Justice was served last week on the quiet banks of the Potomac. In his first public appearance since he resigned from the Supreme Court in November 1975, William O. Douglas, 78, attended the ceremonies dedicating to him the 20,200-acre Chesapeake and Ohio National Historical Park. The hundreds gathered in his honor needed no reminder that it was Douglas who spearheaded a campaign to save the 184-mile towpath along the C&O canal from becoming a highway--in 1954 he led conservationists on an eight-day hike from Georgetown to Cumberland, Md., to publicize the cause. At the dedication ceremonies, Douglas' wife Cathy unveiled a bust of her husband as six Supreme Court Justices, including Chief Justice Warren Burger, looked on. "Thanks for coming, Chief," smiled Douglas. "This has to be a quorum." Though he looked frail and gaunt in his wheelchair, he made some appropriate ad lib remarks in a thin, reedy voice and promised his audience to get well and hike again "the whole distance."
At Yale everything seemed to be happening at once.

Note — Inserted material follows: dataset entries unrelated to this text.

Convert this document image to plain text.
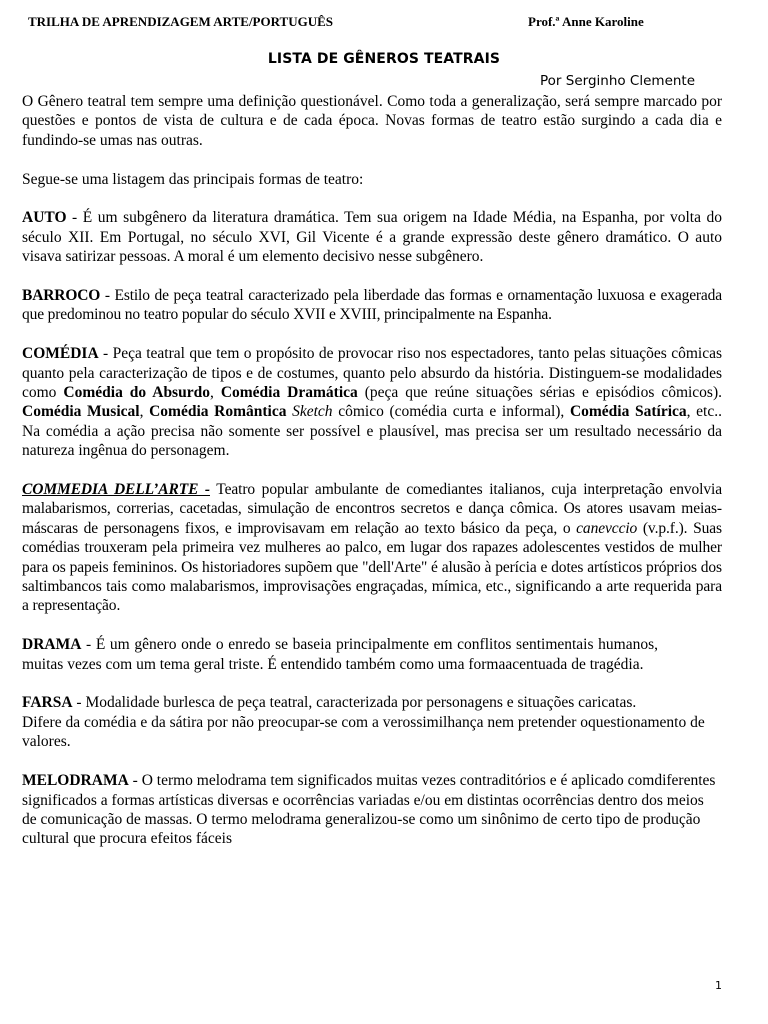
TRILHA DE APRENDIZAGEM ARTE/PORTUGUÊS	Prof.ª Anne Karoline
LISTA DE GÊNEROS TEATRAIS
Por Serginho Clemente

O Gênero teatral tem sempre uma definição questionável. Como toda a generalização, será sempre marcado por questões e pontos de vista de cultura e de cada época. Novas formas de teatro estão surgindo a cada dia e fundindo-se umas nas outras.

Segue-se uma listagem das principais formas de teatro:

AUTO - É um subgênero da literatura dramática. Tem sua origem na Idade Média, na Espanha, por volta do século XII. Em Portugal, no século XVI, Gil Vicente é a grande expressão deste gênero dramático. O auto visava satirizar pessoas. A moral é um elemento decisivo nesse subgênero.

BARROCO - Estilo de peça teatral caracterizado pela liberdade das formas e ornamentação luxuosa e exagerada que predominou no teatro popular do século XVII e XVIII, principalmente na Espanha.

COMÉDIA - Peça teatral que tem o propósito de provocar riso nos espectadores, tanto pelas situações cômicas quanto pela caracterização de tipos e de costumes, quanto pelo absurdo da história. Distinguem-se modalidades como Comédia do Absurdo, Comédia Dramática (peça que reúne situações sérias e episódios cômicos). Comédia Musical, Comédia Romântica Sketch cômico (comédia curta e informal), Comédia Satírica, etc.. Na comédia a ação precisa não somente ser possível e plausível, mas precisa ser um resultado necessário da natureza ingênua do personagem.

COMMEDIA DELL’ARTE - Teatro popular ambulante de comediantes italianos, cuja interpretação envolvia malabarismos, correrias, cacetadas, simulação de encontros secretos e dança cômica. Os atores usavam meias-máscaras de personagens fixos, e improvisavam em relação ao texto básico da peça, o canevccio (v.p.f.). Suas comédias trouxeram pela primeira vez mulheres ao palco, em lugar dos rapazes adolescentes vestidos de mulher para os papeis femininos. Os historiadores supõem que "dell'Arte" é alusão à perícia e dotes artísticos próprios dos saltimbancos tais como malabarismos, improvisações engraçadas, mímica, etc., significando a arte requerida para a representação.

DRAMA - É um gênero onde o enredo se baseia principalmente em conflitos sentimentais humanos, muitas vezes com um tema geral triste. É entendido também como uma formaacentuada de tragédia.

FARSA - Modalidade burlesca de peça teatral, caracterizada por personagens e situações caricatas.
Difere da comédia e da sátira por não preocupar-se com a verossimilhança nem pretender oquestionamento de valores.

MELODRAMA - O termo melodrama tem significados muitas vezes contraditórios e é aplicado comdiferentes significados a formas artísticas diversas e ocorrências variadas e/ou em distintas ocorrências dentro dos meios de comunicação de massas. O termo melodrama generalizou-se como um sinônimo de certo tipo de produção cultural que procura efeitos fáceis

1
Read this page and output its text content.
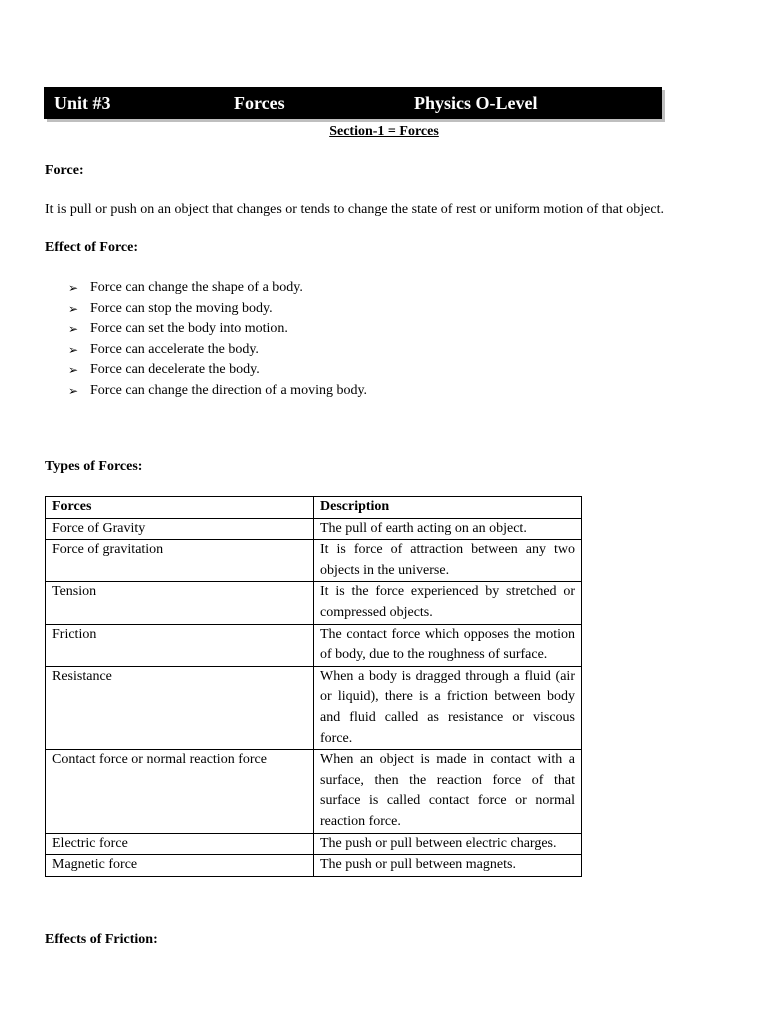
Unit #3	Forces	Physics O-Level
Section-1 = Forces
Force:
It is pull or push on an object that changes or tends to change the state of rest or uniform motion of that object.
Effect of Force:
➢ Force can change the shape of a body.
➢ Force can stop the moving body.
➢ Force can set the body into motion.
➢ Force can accelerate the body.
➢ Force can decelerate the body.
➢ Force can change the direction of a moving body.
Types of Forces:
Forces	Description
Force of Gravity	The pull of earth acting on an object.
Force of gravitation	It is force of attraction between any two objects in the universe.
Tension	It is the force experienced by stretched or compressed objects.
Friction	The contact force which opposes the motion of body, due to the roughness of surface.
Resistance	When a body is dragged through a fluid (air or liquid), there is a friction between body and fluid called as resistance or viscous force.
Contact force or normal reaction force	When an object is made in contact with a surface, then the reaction force of that surface is called contact force or normal reaction force.
Electric force	The push or pull between electric charges.
Magnetic force	The push or pull between magnets.
Effects of Friction:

Among the recipients of honorary degrees was a well-tanned and teary-eyed Gerald Ford, who received a standing ovation as President Kingman Brewster read his citation: "It took someone to get the house clean in time for the birthday party. Somehow, you managed to get us ready to celebrate. Like the tall ships, you were a symbol of stately and cheerful serenity." Brewster, who was leaving the university after 14 often stormy years as president, then got a surprise honorary degree himself ("You have been the disturber of placid assumptions and the preserver of the peace"). Amid the azaleas and tulips of his campus residence. Brewster was later sworn in as U.S. Ambassador to Great Britain. The man who administered the oath of office: Cyrus Vance, his old friend and as Secretary of State, his new boss, who had interrupted his talks at Geneva to fly back at his own expense to watch his son Cyrus Vance Jr. graduate with the class of'77.
Some enchanted evening, they always said, Mary Martin and Ethel Merman would appear together in a two-woman show on Broadway. And so it finally happened in a one-night benefit replete with hoops and hoopla and costumes from South Pacific, Gypsy and, of course, Hello, Dolly! Briefly joining the high jinks onstage were the likes of Yul Brynner, Burgess Meredith, Joel Grey and Geoffrey Holder--who kicked up their heels in an all-male chorus line. When it was over, Ethel, 68, sighed, "Fm on Cloud Nine," and Mary. 63, was still savoring the roars of the audience. "It was like we had hit twelve home runs at Yankee Stadium." Naturally there is talk about repeating the evening as a television special, but Mary is reluctant. "I'd like to keep it as a memory, as one of my best memories of this little ole planet."